Electrochemical aptasensor for ultrasensitive cadmium detection through hybridization chain-amplified reaction

Abstract

Detection of cadmium ion (Cd2+) is of great necessity in safeguarding public health by providing accurate information about its presence in food matrices. A signal amplification electrochemical biosensor system with DNA cascade reaction was designed for ultrasensitive determination of Cd2+, in which in-situ synthesized Ag nanoclusters (Ag NCs) were identified as signal reporters. The highly conductive electrode with large active area, produced by gold deposition on the screen-printed electrodes (SPE), was regarded as an electrochemical platform.
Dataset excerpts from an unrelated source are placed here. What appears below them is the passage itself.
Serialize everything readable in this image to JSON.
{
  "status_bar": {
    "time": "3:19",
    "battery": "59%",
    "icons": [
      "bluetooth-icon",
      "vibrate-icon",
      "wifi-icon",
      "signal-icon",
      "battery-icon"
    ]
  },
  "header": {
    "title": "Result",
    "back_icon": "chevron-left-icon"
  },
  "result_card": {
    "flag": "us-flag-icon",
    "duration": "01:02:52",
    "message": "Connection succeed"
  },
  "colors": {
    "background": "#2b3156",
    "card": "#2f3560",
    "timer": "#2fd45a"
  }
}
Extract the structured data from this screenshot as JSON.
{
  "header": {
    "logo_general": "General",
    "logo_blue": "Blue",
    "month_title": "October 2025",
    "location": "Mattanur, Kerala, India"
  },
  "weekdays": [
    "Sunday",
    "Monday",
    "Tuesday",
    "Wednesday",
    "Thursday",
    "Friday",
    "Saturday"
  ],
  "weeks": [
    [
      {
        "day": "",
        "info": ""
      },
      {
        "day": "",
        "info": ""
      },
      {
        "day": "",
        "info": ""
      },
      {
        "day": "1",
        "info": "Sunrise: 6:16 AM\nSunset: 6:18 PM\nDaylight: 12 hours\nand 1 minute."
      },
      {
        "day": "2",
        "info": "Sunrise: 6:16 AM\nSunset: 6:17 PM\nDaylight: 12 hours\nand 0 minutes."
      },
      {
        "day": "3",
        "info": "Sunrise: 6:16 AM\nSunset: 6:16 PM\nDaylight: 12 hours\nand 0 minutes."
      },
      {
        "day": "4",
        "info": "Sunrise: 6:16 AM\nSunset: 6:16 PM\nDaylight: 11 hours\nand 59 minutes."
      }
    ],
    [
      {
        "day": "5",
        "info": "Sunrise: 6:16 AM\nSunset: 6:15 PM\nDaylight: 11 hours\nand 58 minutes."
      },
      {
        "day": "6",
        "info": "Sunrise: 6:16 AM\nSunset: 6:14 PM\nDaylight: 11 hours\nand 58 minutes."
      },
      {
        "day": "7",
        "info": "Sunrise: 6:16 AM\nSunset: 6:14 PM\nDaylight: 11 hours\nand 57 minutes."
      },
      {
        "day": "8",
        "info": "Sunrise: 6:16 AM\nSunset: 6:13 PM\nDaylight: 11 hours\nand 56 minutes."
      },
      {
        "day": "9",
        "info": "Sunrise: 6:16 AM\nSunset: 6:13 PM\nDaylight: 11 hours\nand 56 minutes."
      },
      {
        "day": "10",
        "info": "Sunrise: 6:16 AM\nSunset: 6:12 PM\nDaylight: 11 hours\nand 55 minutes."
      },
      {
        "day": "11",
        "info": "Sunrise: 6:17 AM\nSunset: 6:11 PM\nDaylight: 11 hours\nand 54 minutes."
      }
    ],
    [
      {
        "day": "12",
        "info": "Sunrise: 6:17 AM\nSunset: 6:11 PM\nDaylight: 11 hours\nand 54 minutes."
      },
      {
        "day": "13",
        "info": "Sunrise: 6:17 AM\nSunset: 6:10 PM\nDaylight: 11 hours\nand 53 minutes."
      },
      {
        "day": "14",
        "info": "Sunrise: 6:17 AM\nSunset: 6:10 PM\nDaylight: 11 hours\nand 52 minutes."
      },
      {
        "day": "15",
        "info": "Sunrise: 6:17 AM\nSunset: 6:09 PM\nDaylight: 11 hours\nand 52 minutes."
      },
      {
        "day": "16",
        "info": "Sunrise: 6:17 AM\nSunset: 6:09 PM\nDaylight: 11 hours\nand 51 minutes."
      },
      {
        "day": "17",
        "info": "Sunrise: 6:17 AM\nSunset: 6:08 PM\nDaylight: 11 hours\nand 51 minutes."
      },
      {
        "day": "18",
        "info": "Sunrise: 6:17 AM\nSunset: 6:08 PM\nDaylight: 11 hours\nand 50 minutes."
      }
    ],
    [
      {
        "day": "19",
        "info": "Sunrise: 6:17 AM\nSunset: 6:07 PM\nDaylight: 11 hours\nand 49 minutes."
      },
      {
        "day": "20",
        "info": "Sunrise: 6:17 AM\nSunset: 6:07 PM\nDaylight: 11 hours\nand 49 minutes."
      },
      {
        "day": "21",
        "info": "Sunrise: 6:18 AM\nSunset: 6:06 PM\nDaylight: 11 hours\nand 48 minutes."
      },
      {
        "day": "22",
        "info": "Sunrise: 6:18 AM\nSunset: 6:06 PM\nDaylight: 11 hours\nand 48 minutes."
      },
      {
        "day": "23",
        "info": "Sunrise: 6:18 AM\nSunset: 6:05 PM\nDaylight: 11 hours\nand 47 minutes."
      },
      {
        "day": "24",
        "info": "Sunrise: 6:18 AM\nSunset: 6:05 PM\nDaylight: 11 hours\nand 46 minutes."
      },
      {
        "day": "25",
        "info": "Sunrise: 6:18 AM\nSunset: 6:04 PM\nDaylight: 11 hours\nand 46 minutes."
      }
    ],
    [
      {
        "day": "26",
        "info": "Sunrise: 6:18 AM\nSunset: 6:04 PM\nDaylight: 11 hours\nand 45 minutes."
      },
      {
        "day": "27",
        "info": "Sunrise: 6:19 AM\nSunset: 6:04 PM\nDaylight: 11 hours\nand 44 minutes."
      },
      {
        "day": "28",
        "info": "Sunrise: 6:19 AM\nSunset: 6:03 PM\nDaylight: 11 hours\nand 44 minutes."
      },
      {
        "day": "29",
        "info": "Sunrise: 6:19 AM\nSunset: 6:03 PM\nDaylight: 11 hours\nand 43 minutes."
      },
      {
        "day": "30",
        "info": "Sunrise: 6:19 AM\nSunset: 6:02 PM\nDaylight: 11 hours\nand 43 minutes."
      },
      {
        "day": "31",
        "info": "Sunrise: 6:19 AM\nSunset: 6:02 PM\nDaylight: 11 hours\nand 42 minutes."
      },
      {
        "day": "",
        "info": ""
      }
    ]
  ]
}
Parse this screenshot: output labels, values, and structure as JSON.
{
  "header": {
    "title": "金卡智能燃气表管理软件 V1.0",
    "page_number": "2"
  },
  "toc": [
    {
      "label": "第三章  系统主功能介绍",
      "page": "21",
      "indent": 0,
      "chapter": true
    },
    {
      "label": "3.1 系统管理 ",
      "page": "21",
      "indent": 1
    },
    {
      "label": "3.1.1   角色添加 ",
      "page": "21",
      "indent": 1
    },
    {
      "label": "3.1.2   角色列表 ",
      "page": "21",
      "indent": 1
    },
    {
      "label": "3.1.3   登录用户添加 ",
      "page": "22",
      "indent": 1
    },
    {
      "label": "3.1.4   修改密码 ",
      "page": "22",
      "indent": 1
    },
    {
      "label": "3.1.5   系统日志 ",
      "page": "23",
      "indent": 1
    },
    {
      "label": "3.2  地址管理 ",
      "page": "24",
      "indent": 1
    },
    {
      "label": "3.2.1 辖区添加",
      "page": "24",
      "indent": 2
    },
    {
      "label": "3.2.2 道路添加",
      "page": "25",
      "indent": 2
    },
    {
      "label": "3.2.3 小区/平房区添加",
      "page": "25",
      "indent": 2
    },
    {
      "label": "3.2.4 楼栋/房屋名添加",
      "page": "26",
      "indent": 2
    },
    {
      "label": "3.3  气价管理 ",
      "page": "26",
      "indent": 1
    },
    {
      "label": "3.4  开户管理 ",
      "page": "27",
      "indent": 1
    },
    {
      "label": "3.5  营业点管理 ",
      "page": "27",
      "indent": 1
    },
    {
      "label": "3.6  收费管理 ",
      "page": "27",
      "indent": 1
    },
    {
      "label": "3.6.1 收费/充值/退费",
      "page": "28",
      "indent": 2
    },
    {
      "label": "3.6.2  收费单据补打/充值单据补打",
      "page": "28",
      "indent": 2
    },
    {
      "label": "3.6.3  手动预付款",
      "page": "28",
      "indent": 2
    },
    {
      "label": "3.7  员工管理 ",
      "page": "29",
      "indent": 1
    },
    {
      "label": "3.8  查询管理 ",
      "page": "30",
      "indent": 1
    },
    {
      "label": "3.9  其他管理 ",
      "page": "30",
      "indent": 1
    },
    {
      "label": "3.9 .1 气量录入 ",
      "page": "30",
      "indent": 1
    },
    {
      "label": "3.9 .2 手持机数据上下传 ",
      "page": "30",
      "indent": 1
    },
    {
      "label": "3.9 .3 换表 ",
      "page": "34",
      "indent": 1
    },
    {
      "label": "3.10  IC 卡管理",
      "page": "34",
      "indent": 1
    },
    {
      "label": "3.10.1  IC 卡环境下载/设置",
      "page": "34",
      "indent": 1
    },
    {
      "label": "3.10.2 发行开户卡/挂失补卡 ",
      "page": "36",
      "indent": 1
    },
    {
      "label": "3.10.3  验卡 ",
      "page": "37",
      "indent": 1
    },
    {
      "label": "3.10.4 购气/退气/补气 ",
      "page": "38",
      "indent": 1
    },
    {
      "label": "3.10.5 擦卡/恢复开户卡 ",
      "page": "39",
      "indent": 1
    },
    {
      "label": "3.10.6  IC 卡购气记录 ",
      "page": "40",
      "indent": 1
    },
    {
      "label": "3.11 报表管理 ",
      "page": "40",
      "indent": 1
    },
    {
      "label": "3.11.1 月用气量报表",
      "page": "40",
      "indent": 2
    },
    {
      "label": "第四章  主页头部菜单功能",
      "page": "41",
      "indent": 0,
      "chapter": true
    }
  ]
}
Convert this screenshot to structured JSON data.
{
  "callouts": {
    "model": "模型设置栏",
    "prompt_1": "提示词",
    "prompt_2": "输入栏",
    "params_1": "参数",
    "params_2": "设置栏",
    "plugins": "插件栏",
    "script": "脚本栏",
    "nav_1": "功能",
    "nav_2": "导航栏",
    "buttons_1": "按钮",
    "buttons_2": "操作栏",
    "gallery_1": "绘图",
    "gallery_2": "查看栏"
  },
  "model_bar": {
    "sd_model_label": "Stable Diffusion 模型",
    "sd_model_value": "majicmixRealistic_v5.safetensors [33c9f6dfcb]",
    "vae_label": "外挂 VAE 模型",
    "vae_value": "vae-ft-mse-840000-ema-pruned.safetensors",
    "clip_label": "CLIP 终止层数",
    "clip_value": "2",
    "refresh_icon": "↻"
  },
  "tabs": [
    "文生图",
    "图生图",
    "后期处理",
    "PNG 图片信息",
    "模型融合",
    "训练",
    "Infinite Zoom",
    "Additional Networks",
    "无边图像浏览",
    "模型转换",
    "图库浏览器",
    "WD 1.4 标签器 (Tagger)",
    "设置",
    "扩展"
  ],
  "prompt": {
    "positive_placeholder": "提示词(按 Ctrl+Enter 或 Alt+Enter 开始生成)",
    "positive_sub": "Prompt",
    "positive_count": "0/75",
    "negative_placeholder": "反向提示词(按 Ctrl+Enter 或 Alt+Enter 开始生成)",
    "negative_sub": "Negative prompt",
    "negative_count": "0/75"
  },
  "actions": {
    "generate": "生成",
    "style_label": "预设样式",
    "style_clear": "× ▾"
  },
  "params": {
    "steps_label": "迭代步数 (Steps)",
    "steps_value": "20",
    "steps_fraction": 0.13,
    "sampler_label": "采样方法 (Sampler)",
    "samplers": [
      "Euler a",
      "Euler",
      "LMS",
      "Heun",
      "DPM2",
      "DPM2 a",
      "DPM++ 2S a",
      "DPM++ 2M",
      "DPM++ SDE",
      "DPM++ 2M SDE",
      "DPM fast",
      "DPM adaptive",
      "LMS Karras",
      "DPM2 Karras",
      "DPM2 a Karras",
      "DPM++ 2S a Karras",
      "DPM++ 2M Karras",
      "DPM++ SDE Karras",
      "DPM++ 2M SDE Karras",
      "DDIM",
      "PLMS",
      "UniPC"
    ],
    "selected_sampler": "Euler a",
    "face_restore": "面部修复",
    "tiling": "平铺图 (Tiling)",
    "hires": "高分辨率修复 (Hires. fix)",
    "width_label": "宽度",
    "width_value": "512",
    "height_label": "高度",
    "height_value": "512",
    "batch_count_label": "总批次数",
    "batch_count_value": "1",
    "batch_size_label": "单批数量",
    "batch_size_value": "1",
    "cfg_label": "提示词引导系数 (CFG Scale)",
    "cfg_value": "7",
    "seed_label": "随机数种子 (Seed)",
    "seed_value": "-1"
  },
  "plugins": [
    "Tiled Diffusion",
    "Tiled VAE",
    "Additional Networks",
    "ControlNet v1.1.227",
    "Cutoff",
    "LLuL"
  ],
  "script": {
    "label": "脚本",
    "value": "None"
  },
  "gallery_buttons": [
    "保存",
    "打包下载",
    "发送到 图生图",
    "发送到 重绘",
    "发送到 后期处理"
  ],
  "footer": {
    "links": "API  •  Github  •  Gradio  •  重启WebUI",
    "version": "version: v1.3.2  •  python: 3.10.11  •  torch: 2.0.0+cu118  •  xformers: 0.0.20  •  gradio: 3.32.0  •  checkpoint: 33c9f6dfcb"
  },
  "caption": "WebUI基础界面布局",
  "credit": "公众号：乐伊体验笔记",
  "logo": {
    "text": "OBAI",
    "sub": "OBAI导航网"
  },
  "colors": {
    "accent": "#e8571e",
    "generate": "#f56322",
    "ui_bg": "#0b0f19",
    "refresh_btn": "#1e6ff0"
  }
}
Cd2+ aptamer (Apt) was immobilized on the Au NPs modified SPE (Au-SPE) through the Au-S bound to capture Cd2+ by conformational change. Meanwhile, the unoccupied Apt was able to be paired with H1 and H2 by base complementation to accelerate the hybridization chain reaction (HCR) cascade, and the in-situ synthesis of Ag NCs on cytosine-rich sequence of H1 to achieve the quantification of Cd2+ according to the linear sweep voltammetry (LSV). The constructed electrochemical aptasensor exhibited a linear range from 0.1 ng/mL to 100 ng/mL, and the detection limit was 0.088 ng/mL for Cd2+ under optimal conditions. This HCR-based electrochemical aptasensor allowed practical application to tea and vegetable samples with satisfactory accuracy, confirming its promising application for rapid detection of targets in complex systems. Therefore, this platform holds promise for the rapid detection of heavy metals.